Littérature française

« Et si le pouvoir était pluriel, comme les Démons ? »
ROLAND BARTHES,
Leçon inaugurale au Collège de France, 1977.

 

 

PREMIÈRE PARTIE

« Ce jour-là, nous étions heureux »

 

 

1

 

La scène se passe à l’Élysée, il y a très longtemps : dans un petit salon du palais, le 25 mai 1983. Se tiennent là des proches de François Mitterrand, assez excités. Ils ont la conviction de vivre un pur moment de pouvoir et ce n’est pas faux. Robert Lion va ouvrir l’enveloppe cachetée qui renferme le nom du lauréat du concours international d’architecture Tête-Défense. Autour de lui on reconnaît Jean-Louis Bianco, Jacques Attali, Yves Dauge, Éric Arnoult, plus connu sous le nom d’Erik Orsenna, quelques journalistes choisis.
La matinée s’achève. Le président vient de trancher. Après cinq semaines d’hésitation, il a choisi parmi les quatre projets finalistes celui qui va être construit. Ce sera cette Arche très pure dont on a dressé la maquette dans la salle des Fêtes de l’Élysée, avec les trois autres. Ce cube ouvert auprès duquel il a mené beaucoup de ses amis durant ces cinq semaines : Celui-ci, là. Qu’en pensez-vous ?
Ce sera celui-là. C’est dit. Robert Lion a présidé le concours, il lui revient de décacheter l’enveloppe. Il est ravi. Lui aussi est séduit par l’Arche, c’est peu dire : il a tout fait pour amener le président à prendre la décision arrêtée à l’instant. Et ce n’est pas facile d’influencer quelqu’un qui tient autant que Mitterrand à décider souverainement. On ne lui souffle pas ses choix. Le président consulte mais il a l’esprit de contradiction. Que soudain le soupçon lui vienne qu’il se pourrait qu’on ait de l’ascendant sur lui, il n’est plus là. Enfin, Lion connaît par cœur la chorégraphie. Il n’a pas ménagé sa peine, depuis un mois il est allé à l’Élysée tous les trois jours, mais il est parvenu à ses fins. C’est l’Arche qui sera construite, malgré ses cent mètres de haut.

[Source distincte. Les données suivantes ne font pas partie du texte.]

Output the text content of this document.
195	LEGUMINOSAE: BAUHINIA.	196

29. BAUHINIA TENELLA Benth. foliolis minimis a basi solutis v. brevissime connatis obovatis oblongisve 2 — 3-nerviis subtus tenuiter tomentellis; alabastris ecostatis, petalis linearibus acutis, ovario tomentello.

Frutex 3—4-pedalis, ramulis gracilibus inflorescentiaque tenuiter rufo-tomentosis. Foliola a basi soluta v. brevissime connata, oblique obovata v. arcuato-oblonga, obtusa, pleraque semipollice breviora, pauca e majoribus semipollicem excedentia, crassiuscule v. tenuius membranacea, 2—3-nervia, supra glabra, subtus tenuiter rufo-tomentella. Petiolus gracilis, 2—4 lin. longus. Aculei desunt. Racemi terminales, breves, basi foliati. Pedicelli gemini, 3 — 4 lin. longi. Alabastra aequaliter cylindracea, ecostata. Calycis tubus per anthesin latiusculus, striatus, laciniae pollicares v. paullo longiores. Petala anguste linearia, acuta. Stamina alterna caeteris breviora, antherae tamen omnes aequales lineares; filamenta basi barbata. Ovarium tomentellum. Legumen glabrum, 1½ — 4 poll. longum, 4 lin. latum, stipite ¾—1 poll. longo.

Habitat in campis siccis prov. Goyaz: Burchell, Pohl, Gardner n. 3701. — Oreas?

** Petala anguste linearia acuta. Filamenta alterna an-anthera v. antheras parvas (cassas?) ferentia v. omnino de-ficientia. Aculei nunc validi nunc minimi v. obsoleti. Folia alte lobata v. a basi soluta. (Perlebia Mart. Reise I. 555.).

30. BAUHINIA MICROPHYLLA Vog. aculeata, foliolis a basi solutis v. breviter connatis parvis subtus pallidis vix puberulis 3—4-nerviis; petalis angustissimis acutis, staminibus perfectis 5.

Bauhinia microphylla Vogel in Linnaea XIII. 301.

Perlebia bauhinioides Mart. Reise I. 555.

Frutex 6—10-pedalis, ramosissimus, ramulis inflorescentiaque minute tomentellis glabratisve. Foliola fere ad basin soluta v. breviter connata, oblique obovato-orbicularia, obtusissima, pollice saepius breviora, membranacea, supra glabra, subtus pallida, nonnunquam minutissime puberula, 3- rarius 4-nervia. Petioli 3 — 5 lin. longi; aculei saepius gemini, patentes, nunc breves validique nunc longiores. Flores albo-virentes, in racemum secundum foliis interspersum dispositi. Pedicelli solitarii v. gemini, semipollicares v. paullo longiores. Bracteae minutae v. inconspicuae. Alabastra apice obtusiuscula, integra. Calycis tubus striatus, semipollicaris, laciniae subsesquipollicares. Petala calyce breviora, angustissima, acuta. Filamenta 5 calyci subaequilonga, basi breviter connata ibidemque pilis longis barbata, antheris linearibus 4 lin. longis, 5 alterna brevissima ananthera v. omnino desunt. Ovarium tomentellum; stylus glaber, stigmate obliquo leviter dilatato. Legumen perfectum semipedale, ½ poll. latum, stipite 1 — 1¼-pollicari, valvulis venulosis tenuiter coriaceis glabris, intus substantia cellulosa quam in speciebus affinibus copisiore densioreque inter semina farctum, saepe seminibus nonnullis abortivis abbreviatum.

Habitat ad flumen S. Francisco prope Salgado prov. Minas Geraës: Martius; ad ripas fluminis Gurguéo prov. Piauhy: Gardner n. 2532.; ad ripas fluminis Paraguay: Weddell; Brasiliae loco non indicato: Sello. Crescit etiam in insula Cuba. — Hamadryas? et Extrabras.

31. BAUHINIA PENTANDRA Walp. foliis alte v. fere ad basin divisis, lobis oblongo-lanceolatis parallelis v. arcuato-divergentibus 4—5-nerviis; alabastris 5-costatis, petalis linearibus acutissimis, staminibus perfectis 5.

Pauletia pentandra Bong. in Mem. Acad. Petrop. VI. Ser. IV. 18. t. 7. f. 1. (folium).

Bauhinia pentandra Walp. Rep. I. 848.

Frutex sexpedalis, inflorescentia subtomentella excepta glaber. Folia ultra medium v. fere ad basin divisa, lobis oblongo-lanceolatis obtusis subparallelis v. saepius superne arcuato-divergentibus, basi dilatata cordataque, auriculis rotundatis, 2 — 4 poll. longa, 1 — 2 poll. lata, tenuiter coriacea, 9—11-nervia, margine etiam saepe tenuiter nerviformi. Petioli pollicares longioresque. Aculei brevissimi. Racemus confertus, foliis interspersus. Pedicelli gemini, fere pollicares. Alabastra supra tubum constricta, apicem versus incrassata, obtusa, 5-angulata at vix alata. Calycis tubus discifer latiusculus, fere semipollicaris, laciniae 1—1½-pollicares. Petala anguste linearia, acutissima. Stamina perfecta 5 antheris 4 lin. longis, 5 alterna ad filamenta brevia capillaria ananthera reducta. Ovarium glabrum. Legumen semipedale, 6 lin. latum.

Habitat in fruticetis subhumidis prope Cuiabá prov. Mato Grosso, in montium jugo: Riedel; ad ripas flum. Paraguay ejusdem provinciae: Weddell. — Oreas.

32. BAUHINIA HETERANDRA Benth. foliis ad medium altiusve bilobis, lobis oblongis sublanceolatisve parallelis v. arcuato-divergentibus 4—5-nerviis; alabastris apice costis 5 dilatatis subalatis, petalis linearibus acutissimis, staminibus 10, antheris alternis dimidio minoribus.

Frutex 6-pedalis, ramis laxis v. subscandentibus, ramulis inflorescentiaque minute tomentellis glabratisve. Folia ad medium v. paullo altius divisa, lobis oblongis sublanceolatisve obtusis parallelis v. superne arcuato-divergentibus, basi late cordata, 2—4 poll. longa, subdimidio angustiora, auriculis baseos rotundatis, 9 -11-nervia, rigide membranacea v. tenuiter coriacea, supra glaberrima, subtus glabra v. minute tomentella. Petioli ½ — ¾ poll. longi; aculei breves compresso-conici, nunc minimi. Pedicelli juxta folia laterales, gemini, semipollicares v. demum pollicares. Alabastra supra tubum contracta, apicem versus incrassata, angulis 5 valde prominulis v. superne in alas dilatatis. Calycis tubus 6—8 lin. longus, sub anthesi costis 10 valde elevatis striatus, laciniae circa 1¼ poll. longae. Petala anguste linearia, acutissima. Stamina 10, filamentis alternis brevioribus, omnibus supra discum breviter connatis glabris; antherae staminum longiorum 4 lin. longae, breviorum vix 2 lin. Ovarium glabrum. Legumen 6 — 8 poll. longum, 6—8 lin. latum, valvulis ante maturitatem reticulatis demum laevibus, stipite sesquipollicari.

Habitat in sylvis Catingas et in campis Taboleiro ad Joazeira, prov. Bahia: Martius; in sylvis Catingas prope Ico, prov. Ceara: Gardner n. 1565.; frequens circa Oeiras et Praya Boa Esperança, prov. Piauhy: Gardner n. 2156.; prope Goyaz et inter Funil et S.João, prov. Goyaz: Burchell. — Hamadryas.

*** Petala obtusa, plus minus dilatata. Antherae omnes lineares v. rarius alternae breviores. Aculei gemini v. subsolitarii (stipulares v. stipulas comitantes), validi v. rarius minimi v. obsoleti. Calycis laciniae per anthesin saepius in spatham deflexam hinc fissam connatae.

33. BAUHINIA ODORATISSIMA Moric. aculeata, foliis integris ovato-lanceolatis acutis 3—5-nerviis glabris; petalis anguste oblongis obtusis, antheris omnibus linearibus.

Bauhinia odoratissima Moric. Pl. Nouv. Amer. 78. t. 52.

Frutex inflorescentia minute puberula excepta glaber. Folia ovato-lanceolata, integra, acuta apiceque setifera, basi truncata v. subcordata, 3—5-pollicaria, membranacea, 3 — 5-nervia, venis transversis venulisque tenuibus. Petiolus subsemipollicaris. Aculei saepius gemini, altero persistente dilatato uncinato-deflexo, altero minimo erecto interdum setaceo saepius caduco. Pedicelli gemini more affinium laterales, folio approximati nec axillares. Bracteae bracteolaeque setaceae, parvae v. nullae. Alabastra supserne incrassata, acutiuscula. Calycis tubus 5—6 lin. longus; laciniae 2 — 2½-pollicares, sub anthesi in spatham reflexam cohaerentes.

Cela faisait quinze ans que cela durait. Quinze ans qu’on avait réservé à la Défense, à l’endroit baptisé Tête-Défense, un vaste emplacement pour y construire quelque chose de bien. Quelque chose qui finirait en beauté le quartier de la Défense, mais surtout, à cette extrémité de l’axe dit historique, qui pourrait s’aligner avec le Louvre et les Tuileries, la Concorde et son obélisque, les Champs-Élysées et l’Arc de triomphe. Depuis quinze ans on s’affrontait au sommet de l’État autour de projets successifs. On en avait enterré des dizaines.
Dès l’été 1981 Mitterrand s’est saisi de la question. En 1982 il a pris le parti de lancer un concours international. Lion a bien travaillé. Les quatre cent vingt-quatre dossiers concurrents ont été étudiés. Le jury était très professionnel. L’anonymat a été respecté. Chacun a son idée mais personne ne sait qui est l’auteur de l’Arche.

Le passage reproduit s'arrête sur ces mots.